Bacteriocin produced by Lactobacillus bacteria can be used as biopreservative
(Natural News) In recent years, awareness about the negative effects of food additives has increased among consumers, especially in the United States. A push for a healthier diet, with emphasis on clean, whole foods, has also led to a rise in the demand for less-processed foods and foods that contain little to no additives.
Manufacturers use additives to improve the quality of their products. For instance, emulsifiers hold ingredients together and enhance the taste and appearance of food. Preservatives, meanwhile, help prevent or delay food spoilage that’s caused by microbes. While commonly used preservatives like sodium benzoate and potassium sorbate extend the shelf life of foods by suppressing the growth of fungi and bacteria, they, unfortunately, cause plenty of unintended side effects.
Sodium benzoate forms benzene when it reacts with vitamin C. Benzene has been linked to different types of cancer, such as acute lymphocytic leukemia (ALL), chronic lymphocytic leukemia (CLL), multiple myeloma and non-Hodgkin lymphoma. Potassium sorbate is also considered a possible human carcinogen by the International Agency for Research on Cancer, an intergovernmental agency that forms part of the World Health Organization (WHO). While this additive is now banned in Europe, it is still in use in the United States.
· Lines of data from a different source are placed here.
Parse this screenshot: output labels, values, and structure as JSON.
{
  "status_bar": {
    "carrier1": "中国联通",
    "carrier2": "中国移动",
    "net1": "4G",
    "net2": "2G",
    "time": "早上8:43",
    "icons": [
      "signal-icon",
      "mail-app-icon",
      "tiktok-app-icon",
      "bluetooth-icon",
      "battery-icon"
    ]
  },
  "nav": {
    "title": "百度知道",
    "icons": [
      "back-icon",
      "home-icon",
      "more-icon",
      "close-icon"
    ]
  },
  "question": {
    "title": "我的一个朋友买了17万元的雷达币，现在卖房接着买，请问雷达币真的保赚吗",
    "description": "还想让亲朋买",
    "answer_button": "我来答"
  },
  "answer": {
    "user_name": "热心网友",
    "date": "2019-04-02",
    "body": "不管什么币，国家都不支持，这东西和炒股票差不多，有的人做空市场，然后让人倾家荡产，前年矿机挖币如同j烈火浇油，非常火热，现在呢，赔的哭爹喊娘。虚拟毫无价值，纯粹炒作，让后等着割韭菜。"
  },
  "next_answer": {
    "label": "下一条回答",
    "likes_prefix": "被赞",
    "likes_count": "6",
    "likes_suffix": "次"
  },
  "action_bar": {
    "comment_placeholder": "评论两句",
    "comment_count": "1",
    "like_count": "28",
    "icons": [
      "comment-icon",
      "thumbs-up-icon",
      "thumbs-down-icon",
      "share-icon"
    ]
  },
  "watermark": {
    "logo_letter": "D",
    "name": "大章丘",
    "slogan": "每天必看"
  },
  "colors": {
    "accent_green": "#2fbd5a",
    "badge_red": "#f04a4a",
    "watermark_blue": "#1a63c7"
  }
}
Because of calls to stop the use of chemical preservatives, researchers have begun investigating naturally derived alternatives with antimicrobial properties. Known as biopreservatives, these promising agents come from various natural sources, such as plants, animals and even microorganisms. Some of the most widely studied biopreservatives include essential oils, enzymes and antimicrobial peptides called bacteriocins. Bacteriocins are toxins produced by bacteria to restrict the growth of closely related bacterial strains. These bacterial products have recently gained traction for their potential as natural food preservatives.
In a recent study, researchers at the Bannari Amman Institute of Technology in India investigated the prevalence of Gram-positive and Gram-negative bacteria in commercial foods. Their main objective is to identify a lactic acid bacterium that produces a potent bacteriocin capable of preventing food spoilage. Lactic acid bacteria (LAB) present the best sources of biopreservatives because of their role as probiotic organisms that are commonly used in fermented foods.
The researchers reported their findings in an article published in the International Journal of Green Pharmacy.